Rolf lächelte versonnen. »Alles auf einmal wird dauern, so viel Zeit haben wir heute bestimmt nicht. Wir müssen vorsichtig sein, ich möchte dich schließlich nicht in Verruf bringen.«

Johanna sah ihn verschmitzt an. »Aber ein bisschen kannst du schon erzählen, oder?«

Rolf nickte. »Klar.« Er zögerte. »Ich weiß allerdings gar nicht so genau, wo und wie ich anfangen soll.«

»Tu es einfach. Irgendwo. Irgendwie. Ich möchte alles von dir wissen.«

Rolf hauchte Johanna einen Kuss auf den Scheitel.

»Und ich möchte auch alles von dir wissen, Hanna Eilers.«

Johanna lächelte glücklich. Er sagte weiterhin Hanna. So hatte bisher nur Keno sie genannt. Und Rolf wollte also auch sie kennenlernen. Das klang nach Nähe, nach Wärme und nach … Liebe. Ja, Liebende wollten alles voneinander wissen.

Rolf küsste sie nun sacht auf die Wange, bevor er begann: »Ich bin, wie du weißt, in Schlesien geboren und aufgewachsen.

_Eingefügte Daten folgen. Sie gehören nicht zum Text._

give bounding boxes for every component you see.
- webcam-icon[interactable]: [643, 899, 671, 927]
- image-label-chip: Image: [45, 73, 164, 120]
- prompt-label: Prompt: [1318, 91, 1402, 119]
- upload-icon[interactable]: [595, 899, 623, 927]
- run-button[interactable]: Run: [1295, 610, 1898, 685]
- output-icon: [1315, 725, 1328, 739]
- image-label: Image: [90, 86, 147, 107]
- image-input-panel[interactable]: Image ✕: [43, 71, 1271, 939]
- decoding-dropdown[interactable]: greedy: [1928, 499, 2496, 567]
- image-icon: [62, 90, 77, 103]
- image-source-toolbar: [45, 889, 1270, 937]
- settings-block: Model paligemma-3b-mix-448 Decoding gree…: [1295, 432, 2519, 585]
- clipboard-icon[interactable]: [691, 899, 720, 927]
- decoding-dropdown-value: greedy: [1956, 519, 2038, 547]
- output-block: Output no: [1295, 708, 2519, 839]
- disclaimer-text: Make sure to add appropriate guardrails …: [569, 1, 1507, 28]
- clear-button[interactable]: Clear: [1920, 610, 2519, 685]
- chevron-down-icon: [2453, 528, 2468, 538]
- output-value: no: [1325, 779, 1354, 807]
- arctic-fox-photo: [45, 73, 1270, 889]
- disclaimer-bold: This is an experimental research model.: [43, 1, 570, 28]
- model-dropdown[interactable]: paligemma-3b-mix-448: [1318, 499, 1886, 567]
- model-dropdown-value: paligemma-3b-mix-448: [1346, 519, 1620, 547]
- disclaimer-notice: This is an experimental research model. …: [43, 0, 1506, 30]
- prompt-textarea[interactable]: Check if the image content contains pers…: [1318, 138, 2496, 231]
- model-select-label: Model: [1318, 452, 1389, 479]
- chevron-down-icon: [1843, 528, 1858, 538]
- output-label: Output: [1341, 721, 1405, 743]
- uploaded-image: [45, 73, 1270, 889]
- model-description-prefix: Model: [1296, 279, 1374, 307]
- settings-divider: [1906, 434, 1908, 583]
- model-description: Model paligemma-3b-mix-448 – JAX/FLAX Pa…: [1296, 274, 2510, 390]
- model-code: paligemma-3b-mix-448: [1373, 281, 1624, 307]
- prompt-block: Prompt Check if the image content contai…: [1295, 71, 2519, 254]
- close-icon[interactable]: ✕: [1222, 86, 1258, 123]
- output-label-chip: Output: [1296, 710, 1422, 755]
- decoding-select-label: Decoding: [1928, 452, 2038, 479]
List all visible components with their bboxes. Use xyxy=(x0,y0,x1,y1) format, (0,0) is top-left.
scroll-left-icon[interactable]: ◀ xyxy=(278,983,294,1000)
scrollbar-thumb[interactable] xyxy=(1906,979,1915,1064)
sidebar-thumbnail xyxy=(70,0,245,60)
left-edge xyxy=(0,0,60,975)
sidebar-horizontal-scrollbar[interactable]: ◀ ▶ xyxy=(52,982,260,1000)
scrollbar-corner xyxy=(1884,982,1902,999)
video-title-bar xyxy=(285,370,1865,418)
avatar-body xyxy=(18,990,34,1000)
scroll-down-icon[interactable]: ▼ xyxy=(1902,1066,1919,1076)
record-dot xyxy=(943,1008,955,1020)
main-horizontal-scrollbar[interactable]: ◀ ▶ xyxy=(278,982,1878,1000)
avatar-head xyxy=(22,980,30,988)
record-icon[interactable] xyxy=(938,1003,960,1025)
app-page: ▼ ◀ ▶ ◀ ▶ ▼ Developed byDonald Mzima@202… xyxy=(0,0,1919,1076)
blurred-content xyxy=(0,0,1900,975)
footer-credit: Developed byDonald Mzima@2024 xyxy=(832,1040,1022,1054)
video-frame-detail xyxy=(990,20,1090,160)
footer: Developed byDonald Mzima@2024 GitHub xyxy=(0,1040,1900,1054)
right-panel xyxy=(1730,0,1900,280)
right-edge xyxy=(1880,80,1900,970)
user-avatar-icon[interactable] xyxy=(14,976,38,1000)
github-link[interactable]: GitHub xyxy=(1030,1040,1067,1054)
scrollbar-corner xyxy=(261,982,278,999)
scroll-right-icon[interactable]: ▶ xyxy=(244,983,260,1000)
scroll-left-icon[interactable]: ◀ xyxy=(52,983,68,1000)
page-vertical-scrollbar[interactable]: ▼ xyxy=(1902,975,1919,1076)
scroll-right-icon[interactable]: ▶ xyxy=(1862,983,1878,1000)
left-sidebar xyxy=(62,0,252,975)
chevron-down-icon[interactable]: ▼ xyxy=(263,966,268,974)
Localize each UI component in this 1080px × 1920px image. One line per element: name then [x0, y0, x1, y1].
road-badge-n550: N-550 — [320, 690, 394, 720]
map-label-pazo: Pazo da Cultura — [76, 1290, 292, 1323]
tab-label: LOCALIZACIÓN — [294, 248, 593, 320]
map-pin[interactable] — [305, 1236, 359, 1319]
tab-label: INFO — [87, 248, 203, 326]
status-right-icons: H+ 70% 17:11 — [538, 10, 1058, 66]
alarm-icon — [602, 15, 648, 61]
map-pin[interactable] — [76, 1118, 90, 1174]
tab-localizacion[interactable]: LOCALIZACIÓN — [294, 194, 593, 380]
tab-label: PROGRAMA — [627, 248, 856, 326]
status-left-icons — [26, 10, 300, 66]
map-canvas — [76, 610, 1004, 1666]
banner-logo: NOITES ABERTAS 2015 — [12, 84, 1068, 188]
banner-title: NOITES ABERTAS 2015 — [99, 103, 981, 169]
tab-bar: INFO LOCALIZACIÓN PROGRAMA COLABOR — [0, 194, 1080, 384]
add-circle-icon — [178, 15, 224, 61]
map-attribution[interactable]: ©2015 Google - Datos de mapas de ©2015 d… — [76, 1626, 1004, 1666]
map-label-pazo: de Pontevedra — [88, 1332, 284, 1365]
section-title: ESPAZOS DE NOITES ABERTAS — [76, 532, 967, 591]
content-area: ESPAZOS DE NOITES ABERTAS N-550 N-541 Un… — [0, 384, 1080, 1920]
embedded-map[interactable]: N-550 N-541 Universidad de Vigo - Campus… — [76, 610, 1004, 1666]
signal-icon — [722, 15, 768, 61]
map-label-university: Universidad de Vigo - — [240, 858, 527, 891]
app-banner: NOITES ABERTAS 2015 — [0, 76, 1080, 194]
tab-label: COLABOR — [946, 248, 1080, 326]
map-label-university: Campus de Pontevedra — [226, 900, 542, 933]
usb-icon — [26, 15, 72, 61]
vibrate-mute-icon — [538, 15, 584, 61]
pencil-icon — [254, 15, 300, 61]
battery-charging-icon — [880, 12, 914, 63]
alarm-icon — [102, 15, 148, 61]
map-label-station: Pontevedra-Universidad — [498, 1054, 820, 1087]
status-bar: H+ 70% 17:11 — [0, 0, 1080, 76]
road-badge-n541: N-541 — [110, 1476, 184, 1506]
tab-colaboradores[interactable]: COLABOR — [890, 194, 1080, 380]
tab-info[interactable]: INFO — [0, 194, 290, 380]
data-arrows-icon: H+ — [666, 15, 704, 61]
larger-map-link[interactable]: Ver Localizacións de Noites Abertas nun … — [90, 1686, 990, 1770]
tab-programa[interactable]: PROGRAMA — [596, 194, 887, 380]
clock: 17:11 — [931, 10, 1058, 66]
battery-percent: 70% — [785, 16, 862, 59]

Wir haben ein Stück außerhalb von Schweidnitz in einem kleinen Häuschen gewohnt, man nannte es Texas. Das Grundstück lag an einem Weiher, und es gab auch einen großen Obstgarten. Ich bin mit meinen Vettern und Cousinen groß geworden.« Er lachte. »Meist waren wir uns selbst überlassen, weil unsere Eltern so viel zu tun hatten. Schwimmen habe ich dadurch gelernt, weil ich in dem Weiher hinter unserem Haus von einem großen Stein gesprungen bin. Von dort bin ich getaucht, bis ich wieder stehen konnte. Beim nächsten Mal bin ich eher hochgekommen und musste ein paar Züge schwimmen. Und beim nächsten Mal wieder ein Stück eher. Eines Tages habe ich es schwimmend vom Stein bis zum Ufer geschafft. Nur die Haare mussten wir rechtzeitig trocken bekommen, sonst hätte es Ärger gegeben. War nicht ganz ungefährlich.« Er grinste wie ein Schuljunge, der beim Abschreiben erwischt worden war.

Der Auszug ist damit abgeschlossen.